The design also uses a passive cooling system, so no pumps or moving parts are required to keep the reactor operating safely. The pressurized internal loop is arranged so that it allows hot water to rise through the heat exchange coils and sink back down toward the fuel rods after it cools.

NuScale's illustration of its reactor design.

In the case of a problem, the reactor is similarly designed to manage its heat automatically. The control rods—which can encase the fuel rods, blocking neutrons and halting the fission chain reaction—are actively held in place above the fuel rods by a motor. In the event of a power outage or kill switch, it will drop down on the fuel rods due to gravity. Valves inside also allow the pressurized water loop to vent into the vacuum within the reactor's thermos-like double-wall design, dumping heat through the steel exterior, which is submerged in the cooling pool. One advantage of the small modular design is that each unit holds a smaller amount of radioactive fuel, and so it has a smaller amount of heat to get rid of in a situation like this.

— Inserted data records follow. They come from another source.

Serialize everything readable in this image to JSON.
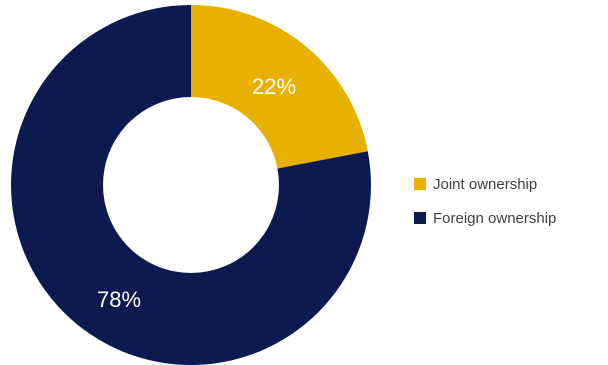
{
  "chart_data": {
    "type": "pie",
    "variant": "donut",
    "slices": [
      {
        "label": "Joint ownership",
        "value": 22,
        "display": "22%",
        "color": "#E8B000"
      },
      {
        "label": "Foreign ownership",
        "value": 78,
        "display": "78%",
        "color": "#0D1A4F"
      }
    ],
    "title": "",
    "legend_position": "right"
  }
}
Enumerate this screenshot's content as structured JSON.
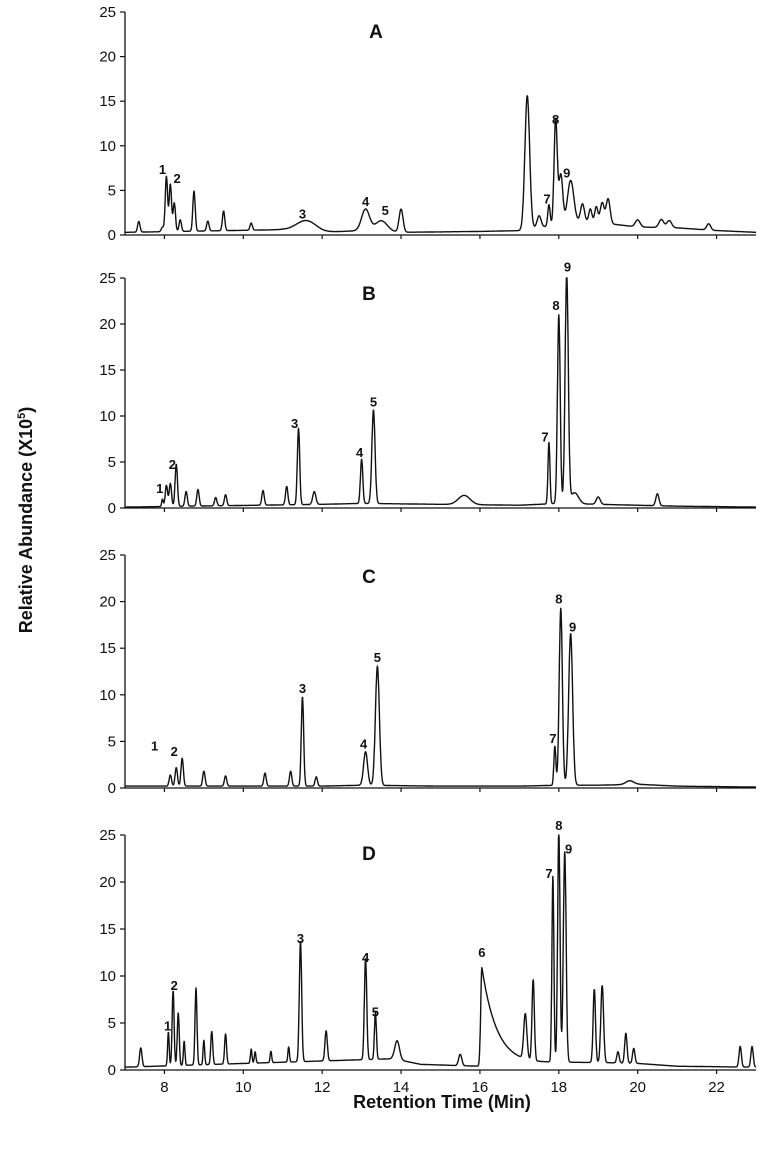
{
  "chart_data": {
    "type": "line",
    "xlabel": "Retention Time (Min)",
    "ylabel": {
      "main": "Relative Abundance (X10",
      "sup": "5",
      "close": ")"
    },
    "xlim": [
      7,
      23
    ],
    "xticks": [
      8,
      10,
      12,
      14,
      16,
      18,
      20,
      22
    ],
    "ylim": [
      0,
      25
    ],
    "yticks": [
      0,
      5,
      10,
      15,
      20,
      25
    ],
    "grid": false,
    "legend": "none",
    "line_color": "#111111",
    "panels": [
      {
        "letter": "A",
        "baseline": [
          [
            7,
            0.3
          ],
          [
            11,
            0.6
          ],
          [
            12,
            0.3
          ],
          [
            13,
            0.5
          ],
          [
            14,
            0.3
          ],
          [
            16,
            0.4
          ],
          [
            17.1,
            0.5
          ],
          [
            17.4,
            0.8
          ],
          [
            18.6,
            1.5
          ],
          [
            19.4,
            1.2
          ],
          [
            20,
            0.9
          ],
          [
            21,
            0.8
          ],
          [
            22,
            0.5
          ],
          [
            23,
            0.3
          ]
        ],
        "peaks": [
          [
            7.35,
            1.2,
            0.03
          ],
          [
            7.95,
            0.5,
            0.03
          ],
          [
            8.05,
            6.2,
            0.03
          ],
          [
            8.15,
            5.3,
            0.03
          ],
          [
            8.25,
            3.2,
            0.03
          ],
          [
            8.4,
            1.3,
            0.03
          ],
          [
            8.75,
            4.5,
            0.03
          ],
          [
            9.1,
            1.1,
            0.03
          ],
          [
            9.5,
            2.2,
            0.03
          ],
          [
            10.2,
            0.8,
            0.03
          ],
          [
            11.6,
            1.2,
            0.25
          ],
          [
            13.1,
            2.4,
            0.1
          ],
          [
            13.5,
            1.2,
            0.15
          ],
          [
            14.0,
            2.6,
            0.05
          ],
          [
            17.2,
            15.0,
            0.06
          ],
          [
            17.5,
            1.3,
            0.05
          ],
          [
            17.75,
            2.4,
            0.03
          ],
          [
            17.92,
            11.8,
            0.04
          ],
          [
            18.05,
            5.6,
            0.05
          ],
          [
            18.3,
            4.8,
            0.08
          ],
          [
            18.6,
            2.0,
            0.05
          ],
          [
            18.8,
            1.5,
            0.04
          ],
          [
            18.95,
            1.8,
            0.04
          ],
          [
            19.1,
            2.3,
            0.05
          ],
          [
            19.25,
            2.8,
            0.05
          ],
          [
            20.0,
            0.8,
            0.06
          ],
          [
            20.6,
            0.9,
            0.06
          ],
          [
            20.8,
            0.8,
            0.06
          ],
          [
            21.8,
            0.7,
            0.05
          ]
        ],
        "labels": [
          [
            "1",
            7.95,
            6.6
          ],
          [
            "2",
            8.32,
            5.6
          ],
          [
            "3",
            11.5,
            1.6
          ],
          [
            "4",
            13.1,
            3.0
          ],
          [
            "5",
            13.6,
            2.0
          ],
          [
            "7",
            17.7,
            3.3
          ],
          [
            "8",
            17.92,
            12.2
          ],
          [
            "9",
            18.2,
            6.2
          ]
        ]
      },
      {
        "letter": "B",
        "baseline": [
          [
            7,
            0.1
          ],
          [
            12,
            0.4
          ],
          [
            13,
            0.5
          ],
          [
            15,
            0.4
          ],
          [
            17,
            0.3
          ],
          [
            18,
            0.5
          ],
          [
            19,
            0.4
          ],
          [
            20,
            0.3
          ],
          [
            21,
            0.2
          ],
          [
            23,
            0.1
          ]
        ],
        "peaks": [
          [
            7.95,
            0.8,
            0.02
          ],
          [
            8.05,
            2.3,
            0.03
          ],
          [
            8.15,
            2.5,
            0.03
          ],
          [
            8.3,
            4.6,
            0.03
          ],
          [
            8.55,
            1.6,
            0.03
          ],
          [
            8.85,
            1.8,
            0.03
          ],
          [
            9.3,
            0.9,
            0.03
          ],
          [
            9.55,
            1.2,
            0.03
          ],
          [
            10.5,
            1.6,
            0.03
          ],
          [
            11.1,
            2.0,
            0.03
          ],
          [
            11.4,
            8.3,
            0.03
          ],
          [
            11.8,
            1.4,
            0.04
          ],
          [
            13.0,
            4.8,
            0.03
          ],
          [
            13.3,
            10.2,
            0.04
          ],
          [
            15.6,
            1.0,
            0.15
          ],
          [
            17.75,
            6.7,
            0.025
          ],
          [
            18.0,
            20.5,
            0.035
          ],
          [
            18.2,
            25.0,
            0.04
          ],
          [
            18.4,
            1.2,
            0.1
          ],
          [
            19.0,
            0.8,
            0.05
          ],
          [
            20.5,
            1.3,
            0.04
          ]
        ],
        "labels": [
          [
            "1",
            7.88,
            1.4
          ],
          [
            "2",
            8.2,
            4.0
          ],
          [
            "3",
            11.3,
            8.5
          ],
          [
            "4",
            12.95,
            5.3
          ],
          [
            "5",
            13.3,
            10.8
          ],
          [
            "7",
            17.65,
            7.0
          ],
          [
            "8",
            17.93,
            21.3
          ],
          [
            "9",
            18.22,
            25.5
          ]
        ]
      },
      {
        "letter": "C",
        "baseline": [
          [
            7,
            0.2
          ],
          [
            12,
            0.2
          ],
          [
            13,
            0.3
          ],
          [
            15,
            0.2
          ],
          [
            17,
            0.2
          ],
          [
            18,
            0.3
          ],
          [
            19,
            0.3
          ],
          [
            20,
            0.4
          ],
          [
            21,
            0.2
          ],
          [
            23,
            0.1
          ]
        ],
        "peaks": [
          [
            8.15,
            1.2,
            0.03
          ],
          [
            8.3,
            2.0,
            0.03
          ],
          [
            8.45,
            3.0,
            0.03
          ],
          [
            9.0,
            1.6,
            0.03
          ],
          [
            9.55,
            1.1,
            0.03
          ],
          [
            10.55,
            1.4,
            0.03
          ],
          [
            11.2,
            1.6,
            0.03
          ],
          [
            11.5,
            9.6,
            0.03
          ],
          [
            11.85,
            1.0,
            0.03
          ],
          [
            13.1,
            3.6,
            0.05
          ],
          [
            13.4,
            12.8,
            0.05
          ],
          [
            17.9,
            4.2,
            0.025
          ],
          [
            18.05,
            19.0,
            0.04
          ],
          [
            18.3,
            16.3,
            0.05
          ],
          [
            19.8,
            0.4,
            0.1
          ]
        ],
        "labels": [
          [
            "1",
            7.75,
            3.8
          ],
          [
            "2",
            8.25,
            3.2
          ],
          [
            "3",
            11.5,
            10.0
          ],
          [
            "4",
            13.05,
            4.0
          ],
          [
            "5",
            13.4,
            13.3
          ],
          [
            "7",
            17.85,
            4.6
          ],
          [
            "8",
            18.0,
            19.6
          ],
          [
            "9",
            18.35,
            16.6
          ]
        ]
      },
      {
        "letter": "D",
        "baseline": [
          [
            7,
            0.3
          ],
          [
            13.8,
            1.2
          ],
          [
            14.5,
            0.6
          ],
          [
            16,
            0.4
          ],
          [
            17,
            0.6
          ],
          [
            18,
            0.8
          ],
          [
            19,
            0.8
          ],
          [
            20,
            0.7
          ],
          [
            21,
            0.4
          ],
          [
            23,
            0.3
          ]
        ],
        "peaks": [
          [
            7.4,
            2.0,
            0.03
          ],
          [
            8.1,
            3.6,
            0.02
          ],
          [
            8.22,
            8.0,
            0.025
          ],
          [
            8.35,
            5.6,
            0.025
          ],
          [
            8.5,
            2.6,
            0.02
          ],
          [
            8.8,
            8.2,
            0.025
          ],
          [
            9.0,
            2.6,
            0.02
          ],
          [
            9.2,
            3.5,
            0.025
          ],
          [
            9.55,
            3.2,
            0.025
          ],
          [
            10.2,
            1.5,
            0.02
          ],
          [
            10.3,
            1.2,
            0.02
          ],
          [
            10.7,
            1.2,
            0.02
          ],
          [
            11.15,
            1.6,
            0.02
          ],
          [
            11.45,
            12.8,
            0.03
          ],
          [
            12.1,
            3.2,
            0.03
          ],
          [
            13.1,
            10.8,
            0.03
          ],
          [
            13.35,
            5.0,
            0.025
          ],
          [
            13.9,
            2.0,
            0.06
          ],
          [
            15.5,
            1.2,
            0.04
          ],
          [
            17.15,
            4.8,
            0.04
          ],
          [
            17.35,
            8.6,
            0.03
          ],
          [
            17.85,
            19.8,
            0.025
          ],
          [
            18.0,
            24.7,
            0.03
          ],
          [
            18.15,
            22.4,
            0.035
          ],
          [
            18.9,
            7.8,
            0.03
          ],
          [
            19.1,
            8.2,
            0.035
          ],
          [
            19.5,
            1.2,
            0.03
          ],
          [
            19.7,
            3.2,
            0.03
          ],
          [
            19.9,
            1.6,
            0.03
          ],
          [
            22.6,
            2.2,
            0.03
          ],
          [
            22.9,
            2.2,
            0.03
          ]
        ],
        "tail_peak": [
          16.05,
          10.5
        ],
        "labels": [
          [
            "1",
            8.08,
            4.0
          ],
          [
            "2",
            8.25,
            8.3
          ],
          [
            "3",
            11.45,
            13.3
          ],
          [
            "4",
            13.1,
            11.3
          ],
          [
            "5",
            13.35,
            5.5
          ],
          [
            "6",
            16.05,
            11.8
          ],
          [
            "7",
            17.75,
            20.2
          ],
          [
            "8",
            18.0,
            25.3
          ],
          [
            "9",
            18.25,
            22.8
          ]
        ]
      }
    ]
  }
}
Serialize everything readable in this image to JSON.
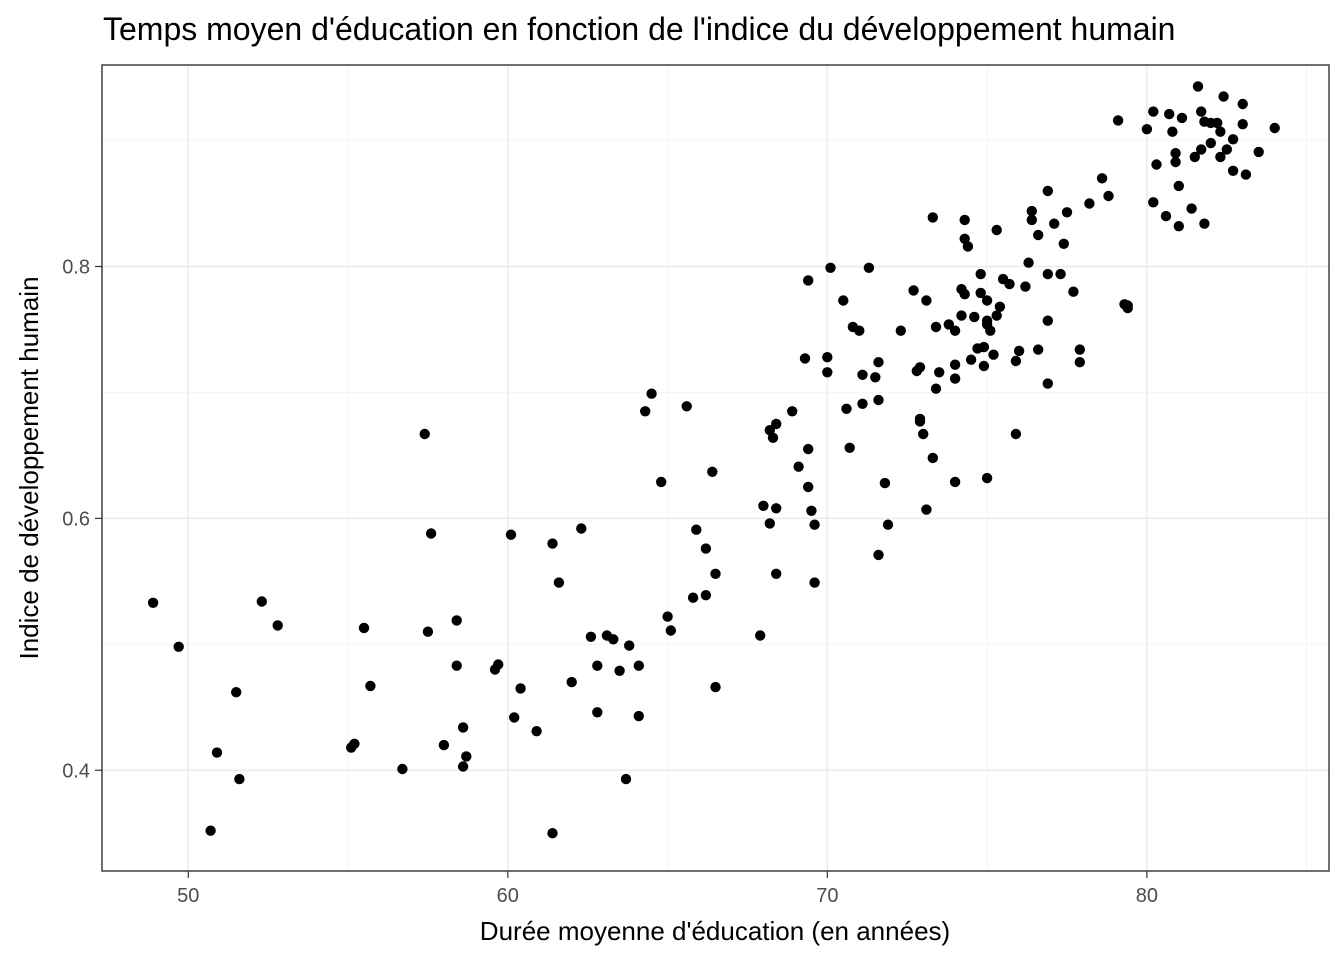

NuScale submitted its design at the end of 2016, and approval of a new type of reactor was no small task. The company says it submitted over two million pages of requested information throughout the process. But at the end, the agency signed off: “The NRC concludes the design’s passive features will ensure the nuclear power plant would shut down safely and remain safe under emergency conditions, if necessary.”

A couple of additional modular light water reactors are about to start the certification process. Separately, a handful of companies have plans to submit very different designs, like molten salt reactors. But these are even farther out.

NuScale, on the other hand, says it aims to have its first reactors deployed “by the mid-2020s.”